Research paper by Alex A Richman, Andrew A Swanson, Tania T Humphrey, Ralph R Chapman, Brian B McGarvey, Robert R Pocs, Jim J Brandle

Indexed on: 22 Dec '04Published on: 22 Dec '04Published in: The Plant Journal


Stevia rebaudiana leaves accumulate a mixture of at least eight different steviol glycosides. The pattern of glycosylation heavily influences the taste perception of these intensely sweet compounds. The majority of the glycosides are formed by four glucosylation reactions that start with steviol and end with rebaudioside A. The steps involve the addition of glucose to the C-13 hydroxyl of steviol, the transfer of glucose to the C-2' and C-3' of the 13-O-glucose and the addition of glucose to the hydroxyl of the C-4 carboxyl group. We used our collection of ESTs, an UDP-glucosyltransferase (UGT)-specific electronic probe and key word searches to identify candidate genes resident in our collection. Fifty-four expressed sequence tags (ESTs) belonging to 17 clusters were found using this procedure. We isolated full length cDNAs for 12 of the UGTs, cloned them into an expression vector, and produced recombinant enzymes in Escherichia coli. An in vitro glucosyltransferase activity enzyme assay was conducted using quercetin, kaempferol, steviol, steviolmonoside, steviolbioside, and stevioside as sugar acceptors, and (14)C-UDP-glucose as the donor.

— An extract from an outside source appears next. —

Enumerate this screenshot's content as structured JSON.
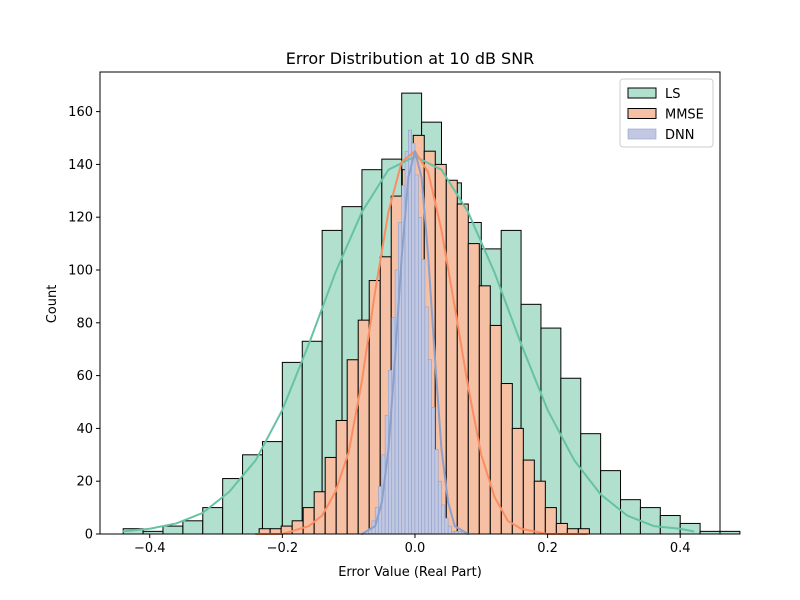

Thin layer chromatography was used to separate the products and three of the recombinant enzymes produced labelled products that co-migrated with known standards. HPLC and LC-ES/MS were then used to further define those reaction products. We determined that steviol UGTs behave in a regioselective manner and propose a modified pathway for the synthesis of rebaudioside A from steviol.